Miglior esordio alla regia Laura Samani per Piccolo corpo, Migliore sceneggiatura non originale al potente L’arminuta, per la sceneggiatura originale invece ad Ariaferma, i cui autori, molto emozionati, sottolineano come gli sceneggiatori siano sempre portatori di contenuti che lavorano “per società aperte democratiche e si spera senza guerra”. Al coraggioso e asciutto film di Leonardo Di Costanzo va anche il David per il miglior attore protagonista, Silvio Orlando, che lo dedica alla moglie Maria Laura, “la persona migliore che abbia mai conosciuto in vita mia”, e ringrazia Tony Servillo, suo partner nel film, e il regista, che aveva dovuto insistere perché l’attore napoletano non voleva interpretare un personaggio così “lontano dalle sue corde abituali”. Per una volta restano senza premi due assi piglia tutto, Elio Germano che pure aveva dato un’ottima prova in America Latina dei fratelli D’Innocenzo, e Tony Servillo, protagonista però di ben tre film.

La miglior attrice protagonista è la diciassettenne Swami Rotolo di A Chiara di Jonas Carpignano, la Miglior canzone originale, La profondità degli abissi, è di Manuel Agnelli per il Diabolik dei Manetti Bros; il Miglior film internazionale è, per l’Accademia, Belfast di Kenneth Branagh; il Miglior compositore, Nicola Piovani per I fratelli De Filippo, non ha ritirato il premio per il cortometraggio Maestrale.

Un David simbolico alle eccellenti maestranze, che hanno sentito più degli altri la sofferenza del cinema durante i lockdown; i David per il Miglior montaggio e il Miglior suono vanno a Ennio di Giuseppe Tornatore, che ha vinto anche il Premio Cecilia Mangini per il miglior documentario sconfiggendo il commovente Marx può aspettare di Bellocchio; Tornatore ne ha spiegato il successo di pubblico e critica per “come Ennio si è raccontato, rivolgendosi al pubblico come a un amico”.
Alla fine della serata, il David per il Miglior film, al quale concorrevano È stata la mano di Dio, Ennio, Freaks out, Ariaferma e Qui rido io: con un esito tanto scontato quanto discutibile, anche il premio più ambito lo vince il film autobiografico di Sorrentino, cui vanno anche il David giovani e quello per la Miglior regia. Paolo Sorrentino aveva consegnato poco prima un David speciale ad Antonio Capuano (autore tra gli altri de La guerra di Mario), che il pluripremiato regista napoletano definisce “maestro di libertà e di vitalità”: è Capuano che in È stata la mano di Dio grida a Fabietto quel “non ti disunire!” già diventato frase di culto.

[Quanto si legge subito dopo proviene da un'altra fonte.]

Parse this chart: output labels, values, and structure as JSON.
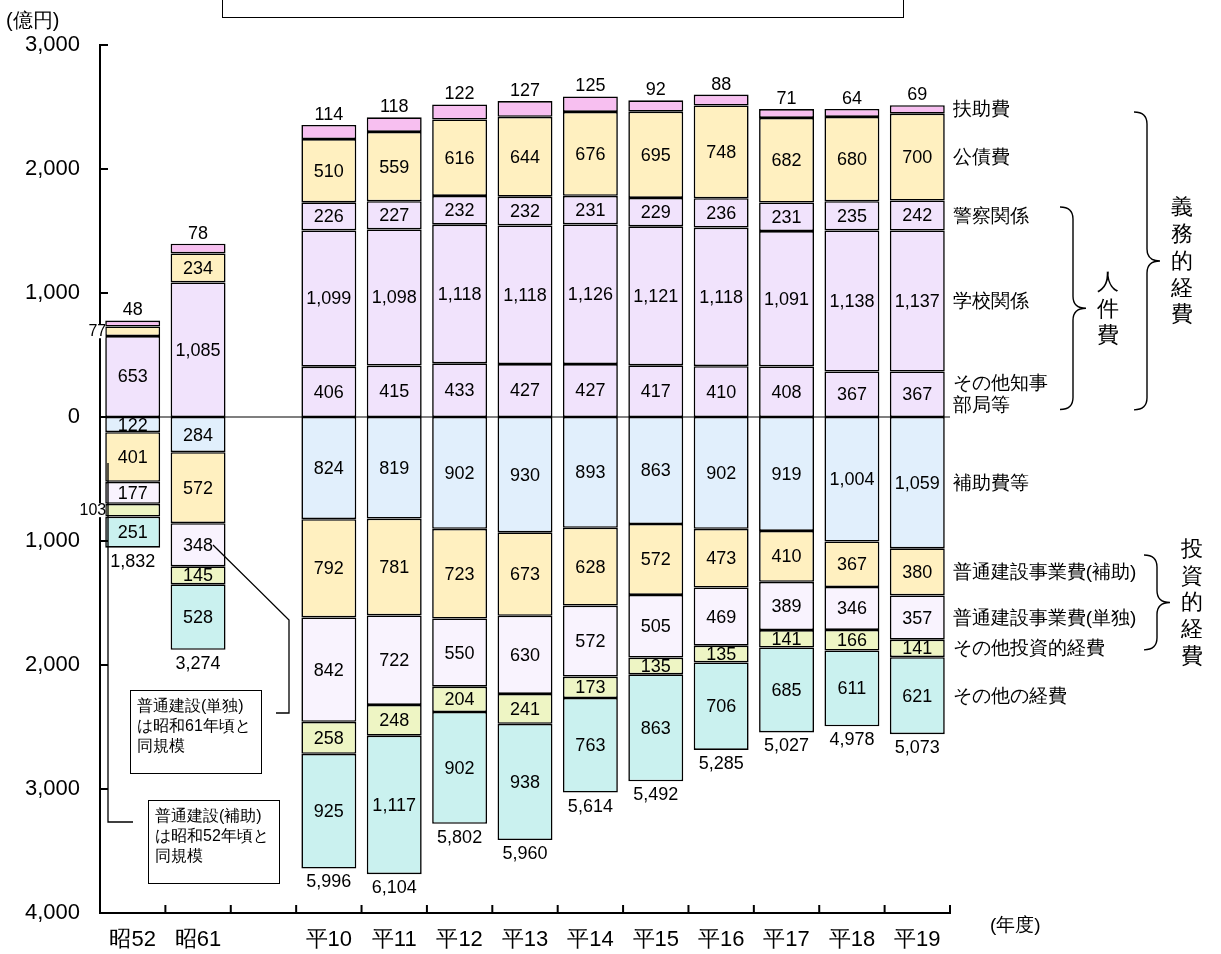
{
  "chart_data": {
    "type": "bar",
    "ylabel": "(億円)",
    "xlabel": "(年度)",
    "categories": [
      "昭52",
      "昭61",
      null,
      "平10",
      "平11",
      "平12",
      "平13",
      "平14",
      "平15",
      "平16",
      "平17",
      "平18",
      "平19"
    ],
    "ylim": [
      -4000,
      3000
    ],
    "yticks": [
      {
        "value": -4000,
        "label": "4,000"
      },
      {
        "value": -3000,
        "label": "3,000"
      },
      {
        "value": -2000,
        "label": "2,000"
      },
      {
        "value": -1000,
        "label": "1,000"
      },
      0,
      {
        "value": 1000,
        "label": "1,000"
      },
      {
        "value": 2000,
        "label": "2,000"
      },
      {
        "value": 3000,
        "label": "3,000"
      }
    ],
    "series": [
      {
        "color": "#f1e3fc",
        "values": [
          653,
          1085,
          null,
          null,
          null,
          null,
          null,
          null,
          null,
          null,
          null,
          null,
          null
        ],
        "base": [
          0,
          0,
          null,
          null,
          null,
          null,
          null,
          null,
          null,
          null,
          null,
          null,
          null
        ],
        "value_labels": [
          "653",
          "1,085",
          null,
          null,
          null,
          null,
          null,
          null,
          null,
          null,
          null,
          null,
          null
        ]
      },
      {
        "name": "その他知事部局等",
        "color": "#f1e3fc",
        "values": [
          null,
          null,
          null,
          406,
          415,
          433,
          427,
          427,
          417,
          410,
          408,
          367,
          367
        ],
        "base": [
          null,
          null,
          null,
          0,
          0,
          0,
          0,
          0,
          0,
          0,
          0,
          0,
          0
        ],
        "value_labels": [
          null,
          null,
          null,
          "406",
          "415",
          "433",
          "427",
          "427",
          "417",
          "410",
          "408",
          "367",
          "367"
        ]
      },
      {
        "name": "学校関係",
        "color": "#f1e3fc",
        "values": [
          null,
          null,
          null,
          1099,
          1098,
          1118,
          1118,
          1126,
          1121,
          1118,
          1091,
          1138,
          1137
        ],
        "base": [
          null,
          null,
          null,
          406,
          415,
          433,
          427,
          427,
          417,
          410,
          408,
          367,
          367
        ],
        "value_labels": [
          null,
          null,
          null,
          "1,099",
          "1,098",
          "1,118",
          "1,118",
          "1,126",
          "1,121",
          "1,118",
          "1,091",
          "1,138",
          "1,137"
        ]
      },
      {
        "name": "警察関係",
        "color": "#f1e3fc",
        "values": [
          null,
          null,
          null,
          226,
          227,
          232,
          232,
          231,
          229,
          236,
          231,
          235,
          242
        ],
        "base": [
          null,
          null,
          null,
          1505,
          1513,
          1551,
          1545,
          1553,
          1538,
          1528,
          1499,
          1505,
          1504
        ],
        "value_labels": [
          null,
          null,
          null,
          "226",
          "227",
          "232",
          "232",
          "231",
          "229",
          "236",
          "231",
          "235",
          "242"
        ]
      },
      {
        "name": "公債費",
        "color": "#fff0c0",
        "values": [
          77,
          234,
          null,
          510,
          559,
          616,
          644,
          676,
          695,
          748,
          682,
          680,
          700
        ],
        "base": [
          653,
          1085,
          null,
          1731,
          1740,
          1783,
          1777,
          1784,
          1767,
          1764,
          1730,
          1740,
          1746
        ],
        "value_labels": [
          "77",
          "234",
          null,
          "510",
          "559",
          "616",
          "644",
          "676",
          "695",
          "748",
          "682",
          "680",
          "700"
        ]
      },
      {
        "name": "扶助費",
        "color": "#f7bff0",
        "values": [
          48,
          78,
          null,
          114,
          118,
          122,
          127,
          125,
          92,
          88,
          71,
          64,
          69
        ],
        "base": [
          730,
          1319,
          null,
          2241,
          2299,
          2399,
          2421,
          2460,
          2462,
          2512,
          2412,
          2420,
          2446
        ],
        "value_labels": [
          "48",
          "78",
          null,
          "114",
          "118",
          "122",
          "127",
          "125",
          "92",
          "88",
          "71",
          "64",
          "69"
        ]
      },
      {
        "name": "補助費等",
        "color": "#e1effc",
        "values": [
          122,
          284,
          null,
          824,
          819,
          902,
          930,
          893,
          863,
          902,
          919,
          1004,
          1059
        ],
        "base": [
          -122,
          -284,
          null,
          -824,
          -819,
          -902,
          -930,
          -893,
          -863,
          -902,
          -919,
          -1004,
          -1059
        ],
        "value_labels": [
          "122",
          "284",
          null,
          "824",
          "819",
          "902",
          "930",
          "893",
          "863",
          "902",
          "919",
          "1,004",
          "1,059"
        ]
      },
      {
        "name": "普通建設事業費(補助)",
        "color": "#fff0c0",
        "values": [
          401,
          572,
          null,
          792,
          781,
          723,
          673,
          628,
          572,
          473,
          410,
          367,
          380
        ],
        "base": [
          -523,
          -856,
          null,
          -1616,
          -1600,
          -1625,
          -1603,
          -1521,
          -1435,
          -1375,
          -1329,
          -1371,
          -1439
        ],
        "value_labels": [
          "401",
          "572",
          null,
          "792",
          "781",
          "723",
          "673",
          "628",
          "572",
          "473",
          "410",
          "367",
          "380"
        ]
      },
      {
        "name": "普通建設事業費(単独)",
        "color": "#f9f3fe",
        "values": [
          177,
          348,
          null,
          842,
          722,
          550,
          630,
          572,
          505,
          469,
          389,
          346,
          357
        ],
        "base": [
          -700,
          -1204,
          null,
          -2458,
          -2322,
          -2175,
          -2233,
          -2093,
          -1940,
          -1844,
          -1718,
          -1717,
          -1796
        ],
        "value_labels": [
          "177",
          "348",
          null,
          "842",
          "722",
          "550",
          "630",
          "572",
          "505",
          "469",
          "389",
          "346",
          "357"
        ]
      },
      {
        "name": "その他投資的経費",
        "color": "#eef5c4",
        "values": [
          103,
          145,
          null,
          258,
          248,
          204,
          241,
          173,
          135,
          135,
          141,
          166,
          141
        ],
        "base": [
          -803,
          -1349,
          null,
          -2716,
          -2570,
          -2379,
          -2474,
          -2266,
          -2075,
          -1979,
          -1859,
          -1883,
          -1937
        ],
        "value_labels": [
          "103",
          "145",
          null,
          "258",
          "248",
          "204",
          "241",
          "173",
          "135",
          "135",
          "141",
          "166",
          "141"
        ]
      },
      {
        "name": "その他の経費",
        "color": "#caf1ef",
        "values": [
          251,
          528,
          null,
          925,
          1117,
          902,
          938,
          763,
          863,
          706,
          685,
          611,
          621
        ],
        "base": [
          -1054,
          -1877,
          null,
          -3641,
          -3687,
          -3281,
          -3412,
          -3029,
          -2938,
          -2685,
          -2544,
          -2494,
          -2558
        ],
        "value_labels": [
          "251",
          "528",
          null,
          "925",
          "1,117",
          "902",
          "938",
          "763",
          "863",
          "706",
          "685",
          "611",
          "621"
        ]
      }
    ],
    "totals": [
      "1,832",
      "3,274",
      null,
      "5,996",
      "6,104",
      "5,802",
      "5,960",
      "5,614",
      "5,492",
      "5,285",
      "5,027",
      "4,978",
      "5,073"
    ],
    "ref_lines": [
      {
        "axis": "y",
        "value": 0
      }
    ],
    "annotations": [
      "人件費",
      "義務的経費",
      "投資的経費",
      "普通建設(単独)は昭和61年頃と同規模",
      "普通建設(補助)は昭和52年頃と同規模"
    ]
  }
}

Durante la serata, molti omaggi: c’è Umberto Tozzi che celebra la sua Gloria, che ha fatto parte di molte colonne sonore di grandi film, c’è il riferimento a Chaplin e al suo Il grande dittatore con il discorso all’umanità recitato da Gori; dalle ricchissime, preziose Teche Rai, sfilano spezzoni di interviste a Pasolini Gassman Tognazzi Bolognini e altri grandi registi e attori nati nel 1922, poi un doveroso omaggio alla dea Monica Vitti, poi un’altra esibizione di Drusilla Foer, che canta Senza fine di Gino Paoli per “salutare” attori, autori e produttori morti quest’anno (tra gli altri, Libero De Rienzo, Piera Degli Esposti, Lina Wertmuller, Mario Castelnuovo, Renato Scarpa, Gianni Cavina, Vitaliano Trevisan, Paolo Pietrangeli, Katherine Spaak): un saluto sentito e doveroso, perché il cinema, dice Drusilla Foer, è sempre luogo d’amore.

Il nome del vincitore è stato proclamato come da tradizione dalla storica e critica del cinema Piera Detassis, anche lei visibilmente emozionata per la presenza di registi e attori “classici”, veterani, e giovani: a Cinecittà e tutti insieme, classico e giovane, come il cinema che ci vuole per guardare al futuro. Nel complesso, una serata che per sobrietà e qualità dei film in gara, quest’anno veramente validi, è stata migliore delle ultime dieci edizioni degli Oscar: segno, che, come ha detto il presidente Mattarella, il cinema può ancora uscire dalla crisi in cui due anni di pandemia e la concorrenza delle piattaforme streaming lo hanno gettato. «Ci sono momenti in cui si è chiamati ad affrontare sfide difficili. Questo è uno di quei momenti. Il cinema di oggi e di domani avrà caratteristiche diverse, che voi dovrete ideare, progettare, costruire.[..] Non si può più immaginare uno spazio del cinema separato da questo contesto così ricco e in movimento. Tuttavia il cinema deve saper conservare il suo tratto originale, la sua cultura del messaggio, la sua poesia, perché così il dialogo sarà più proficuo».